Kedua, negara mengelola secara langsung dalam proses produksi dan distribusi air. Negara melakukan pengawasan atas berjalannya pemanfaatan air, seperti peningkatan kualitas air dan menyalurkan kepada masyarakat melalui industri air bersih perpipaan hingga kebutuhan masyarakat atas air terpenuhi dengan baik. 


Terhadap sumber daya kepemilikan umum ini, negara tidak boleh menyerahkan pengelolaannya kepada individu/swasta. Negara harus memberdayakan para ahli terkait agar masyarakat bisa menikmati air bersih dengan mudah.


Ketiga, negara melakukan rehabilitasi dan memelihara konversi lahan hutan agar resapan air tidak hilang. Negara akan mengedukasi masyarakat agar bersama-sama menjaga lingkungan, melakukan pembiasaan hidup bersih dan sehat, serta memberi sanksi tegas terhadap pelaku kerusakan lingkungan.

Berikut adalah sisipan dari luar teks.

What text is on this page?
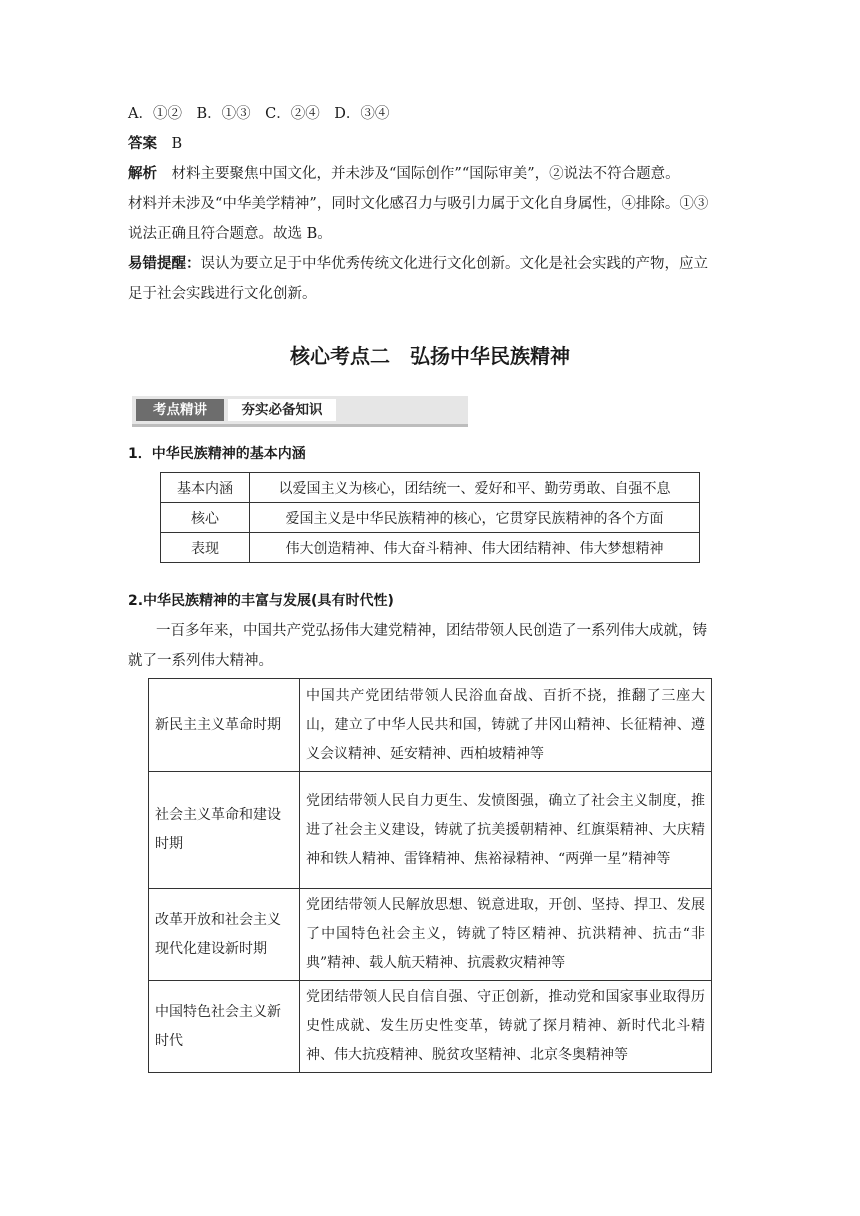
A．①②　B．①③　C．②④　D．③④
答案　 B
解析　 材料主要聚焦中国文化，并未涉及“国际创作”“国际审美”，②说法不符合题意。
材料并未涉及“中华美学精神”，同时文化感召力与吸引力属于文化自身属性，④排除。①③
说法正确且符合题意。故选 B。
易错提醒：误认为要立足于中华优秀传统文化进行文化创新。文化是社会实践的产物，应立
足于社会实践进行文化创新。
核心考点二　弘扬中华民族精神
考点精讲	夯实必备知识
1．中华民族精神的基本内涵
基本内涵	以爱国主义为核心，团结统一、爱好和平、勤劳勇敢、自强不息
核心	爱国主义是中华民族精神的核心，它贯穿民族精神的各个方面
表现	伟大创造精神、伟大奋斗精神、伟大团结精神、伟大梦想精神
2.中华民族精神的丰富与发展(具有时代性)
一百多年来，中国共产党弘扬伟大建党精神，团结带领人民创造了一系列伟大成就，铸
就了一系列伟大精神。
新民主主义革命时期	中国共产党团结带领人民浴血奋战、百折不挠，推翻了三座大山，建立了中华人民共和国，铸就了井冈山精神、长征精神、遵义会议精神、延安精神、西柏坡精神等
社会主义革命和建设时期	党团结带领人民自力更生、发愤图强，确立了社会主义制度，推进了社会主义建设，铸就了抗美援朝精神、红旗渠精神、大庆精神和铁人精神、雷锋精神、焦裕禄精神、“两弹一星”精神等
改革开放和社会主义现代化建设新时期	党团结带领人民解放思想、锐意进取，开创、坚持、捍卫、发展了中国特色社会主义，铸就了特区精神、抗洪精神、抗击“非典”精神、载人航天精神、抗震救灾精神等
中国特色社会主义新时代	党团结带领人民自信自强、守正创新，推动党和国家事业取得历史性成就、发生历史性变革，铸就了探月精神、新时代北斗精神、伟大抗疫精神、脱贫攻坚精神、北京冬奥精神等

Demikianlah prinsip Islam dalam melakukan tata kelola SDA dengan terperinci. Kesalahan dalam mengelola SDA berakibat malapetaka bagi umat manusia. Di tangan para kapitalis rakus, kerusakan lingkungan meluas hingga menyebabkan perubahan iklim ekstrem dan kekeringan. 


Oleh karenanya, jika menginginkan negeri ini mendapat berkah, tidak ada jalan lain selain mengambil Islam sebagai solusi menyeluruh, termasuk dalam mengatasi krisis air bersih dan darurat kekeringan.